Lo agarraron como si hubiese sido un billete de cien coronas. Mientras sometían el salvoconducto a una minuciosa inspección, él se sonó la nariz y empezó a meter despacio el pañuelo en el bolsillo izquierdo de su abrigo, pero lo pensó mejor y lo pasó al bolsillo derecho del pantalón.
—¿Qué es esto? —preguntó el más gordo de los dos, señalando una palabra con la uña del pulgar aplicado sobre el papel.
Krug, calándose las gafas para leer, miró por encima de la cabeza del hombre.
—Universidad —contestó—. Un lugar donde enseñan cosas. Nada importante.
—No; esto —dijo el soldado.
—¡Oh! «Filosofía». Usted ya sabe. Cuando trata de imaginar un mirok (pequeña patata rosada) sin la menor referencia a cualquiera de lo que ha comido o comerá.
Hizo un vago ademán con las gafas y las deslizó en su rincón de lectura (bolsillo de la chaqueta).
—¿Adónde va? ¿Por qué está haraganeando cerca del puente? —preguntó el soldado gordo, mientras su compañero trataba a su vez de descifrar el salvoconducto.
—Todo tiene explicación —respondió Krug—. Desde hace unos diez días, he ido todas las mañanas al «Hospital Prinzin». Asunto particular. Ayer, mis amigos me dieron este documento, porque pensaron que el puente estaría vigilado después de anochecer. Mi casa está en el lado sur. Hoy regreso a ella más tarde que de costumbre.
—¿Paciente o doctor? —preguntó el soldado más flaco.
—Permitan que les lea lo que dice este papel —replicó Krug, alargando una mano solícita.
—Léalo y yo lo sostendré —dijo el flaco, sosteniendo el papel cabeza abajo.
—La inversión —dijo Krug— no me preocupa, pero necesito mis gafas.

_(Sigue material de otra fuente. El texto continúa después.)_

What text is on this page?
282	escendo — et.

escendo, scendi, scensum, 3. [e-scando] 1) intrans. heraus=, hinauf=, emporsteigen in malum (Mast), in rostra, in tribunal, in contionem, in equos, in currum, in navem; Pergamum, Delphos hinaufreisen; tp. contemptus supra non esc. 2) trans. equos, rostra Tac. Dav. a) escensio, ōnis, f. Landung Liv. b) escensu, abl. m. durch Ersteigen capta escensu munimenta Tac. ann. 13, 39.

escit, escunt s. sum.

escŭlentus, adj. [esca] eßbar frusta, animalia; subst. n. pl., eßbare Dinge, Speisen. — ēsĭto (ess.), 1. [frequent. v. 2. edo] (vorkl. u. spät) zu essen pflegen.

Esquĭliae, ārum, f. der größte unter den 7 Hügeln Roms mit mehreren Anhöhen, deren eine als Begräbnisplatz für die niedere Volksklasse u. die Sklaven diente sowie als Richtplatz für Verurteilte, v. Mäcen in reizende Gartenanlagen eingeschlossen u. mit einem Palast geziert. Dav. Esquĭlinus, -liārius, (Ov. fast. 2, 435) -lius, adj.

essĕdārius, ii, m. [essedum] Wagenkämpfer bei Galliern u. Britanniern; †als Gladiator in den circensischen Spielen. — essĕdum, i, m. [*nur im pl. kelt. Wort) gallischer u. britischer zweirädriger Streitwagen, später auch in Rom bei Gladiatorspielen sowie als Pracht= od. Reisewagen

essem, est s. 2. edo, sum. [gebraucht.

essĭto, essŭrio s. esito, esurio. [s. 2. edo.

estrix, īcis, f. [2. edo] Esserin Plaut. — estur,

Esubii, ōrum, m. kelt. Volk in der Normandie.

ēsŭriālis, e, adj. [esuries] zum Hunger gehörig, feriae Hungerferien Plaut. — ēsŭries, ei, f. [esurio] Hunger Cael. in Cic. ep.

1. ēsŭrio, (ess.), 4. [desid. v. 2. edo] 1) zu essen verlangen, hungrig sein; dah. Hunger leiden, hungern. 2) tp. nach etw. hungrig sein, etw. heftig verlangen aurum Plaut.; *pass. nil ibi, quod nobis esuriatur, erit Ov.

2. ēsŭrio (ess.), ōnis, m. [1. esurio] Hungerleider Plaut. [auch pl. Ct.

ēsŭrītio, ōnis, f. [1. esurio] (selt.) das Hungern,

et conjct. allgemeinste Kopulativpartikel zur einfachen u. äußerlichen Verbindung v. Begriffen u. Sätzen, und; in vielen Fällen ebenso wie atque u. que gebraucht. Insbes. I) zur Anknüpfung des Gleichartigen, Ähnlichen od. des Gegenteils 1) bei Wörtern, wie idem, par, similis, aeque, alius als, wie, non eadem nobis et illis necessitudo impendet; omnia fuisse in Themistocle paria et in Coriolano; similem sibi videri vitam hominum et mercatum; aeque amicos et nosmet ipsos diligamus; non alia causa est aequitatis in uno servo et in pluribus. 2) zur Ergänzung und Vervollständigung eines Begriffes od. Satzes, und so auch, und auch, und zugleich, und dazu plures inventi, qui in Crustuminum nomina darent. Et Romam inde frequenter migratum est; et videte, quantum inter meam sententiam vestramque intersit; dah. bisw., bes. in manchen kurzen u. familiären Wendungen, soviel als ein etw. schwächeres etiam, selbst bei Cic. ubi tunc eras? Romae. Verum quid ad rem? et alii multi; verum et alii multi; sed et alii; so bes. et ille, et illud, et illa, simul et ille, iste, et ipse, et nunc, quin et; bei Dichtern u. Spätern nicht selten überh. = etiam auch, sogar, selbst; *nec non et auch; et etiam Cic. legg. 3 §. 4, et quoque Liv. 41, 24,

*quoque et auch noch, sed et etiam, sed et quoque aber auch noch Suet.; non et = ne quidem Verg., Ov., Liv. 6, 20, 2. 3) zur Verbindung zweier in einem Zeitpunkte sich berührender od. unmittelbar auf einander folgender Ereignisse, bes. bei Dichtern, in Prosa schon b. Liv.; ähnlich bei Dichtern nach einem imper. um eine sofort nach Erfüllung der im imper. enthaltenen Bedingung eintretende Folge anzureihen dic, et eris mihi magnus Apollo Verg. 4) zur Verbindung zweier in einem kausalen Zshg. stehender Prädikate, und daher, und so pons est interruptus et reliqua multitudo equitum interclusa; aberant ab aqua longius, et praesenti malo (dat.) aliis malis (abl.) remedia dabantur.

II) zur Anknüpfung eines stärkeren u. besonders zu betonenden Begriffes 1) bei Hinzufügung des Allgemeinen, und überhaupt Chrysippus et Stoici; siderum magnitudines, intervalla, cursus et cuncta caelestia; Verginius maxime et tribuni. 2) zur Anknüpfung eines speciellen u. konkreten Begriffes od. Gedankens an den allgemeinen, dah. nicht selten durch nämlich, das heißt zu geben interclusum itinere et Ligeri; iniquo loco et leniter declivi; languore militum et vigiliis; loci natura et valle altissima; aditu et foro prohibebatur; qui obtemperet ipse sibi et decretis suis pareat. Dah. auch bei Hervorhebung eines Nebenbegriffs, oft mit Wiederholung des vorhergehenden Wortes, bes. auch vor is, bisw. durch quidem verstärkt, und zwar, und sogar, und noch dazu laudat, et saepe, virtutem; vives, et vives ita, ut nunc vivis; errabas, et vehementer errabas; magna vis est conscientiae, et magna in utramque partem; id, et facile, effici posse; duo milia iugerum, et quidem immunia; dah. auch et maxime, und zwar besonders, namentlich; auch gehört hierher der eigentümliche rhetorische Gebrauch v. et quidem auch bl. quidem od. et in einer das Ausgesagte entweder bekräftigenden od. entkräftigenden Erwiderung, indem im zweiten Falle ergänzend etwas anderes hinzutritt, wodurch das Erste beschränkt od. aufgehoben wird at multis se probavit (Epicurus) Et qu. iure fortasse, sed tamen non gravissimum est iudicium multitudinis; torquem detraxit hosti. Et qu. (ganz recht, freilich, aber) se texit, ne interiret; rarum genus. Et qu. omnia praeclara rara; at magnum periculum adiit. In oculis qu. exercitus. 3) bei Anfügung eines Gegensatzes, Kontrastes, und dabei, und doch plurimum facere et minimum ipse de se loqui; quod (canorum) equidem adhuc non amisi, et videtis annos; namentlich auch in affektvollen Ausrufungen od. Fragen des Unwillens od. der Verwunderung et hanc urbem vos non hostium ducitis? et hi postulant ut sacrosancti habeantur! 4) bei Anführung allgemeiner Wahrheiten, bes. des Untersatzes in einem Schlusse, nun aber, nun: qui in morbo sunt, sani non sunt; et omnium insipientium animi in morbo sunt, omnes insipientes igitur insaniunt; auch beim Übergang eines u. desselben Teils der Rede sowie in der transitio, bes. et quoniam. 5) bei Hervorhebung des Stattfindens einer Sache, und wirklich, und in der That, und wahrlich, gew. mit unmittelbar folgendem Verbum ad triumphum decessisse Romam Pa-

Y volvió a la acostumbrada pesadilla del abrigo, la chaqueta, los bolsillos del pantalón, y encontró un estuche de gafas vacío. Se dispuso a continuar la búsqueda.
—¡Manos arriba! —gritó el soldado gordo, con histérica brusquedad.
Krug obedeció, sosteniendo el estuche en alto.
La parte izquierda de la luna estaba tan sombreada que resultaba casi invisible en la charca de claro pero oscuro éter a través de la cual parecía navegar rápidamente, ilusión debida al movimiento en dirección a la luna de unas nubéculas de chinchilla; en cambio, la parte derecha, un lado o mejilla algo porosa pero bien empolvada con talco, permanecía vivamente iluminada por el resplandor, aparentemente artificial, de un sol invisible. Un efecto de conjunto muy notable.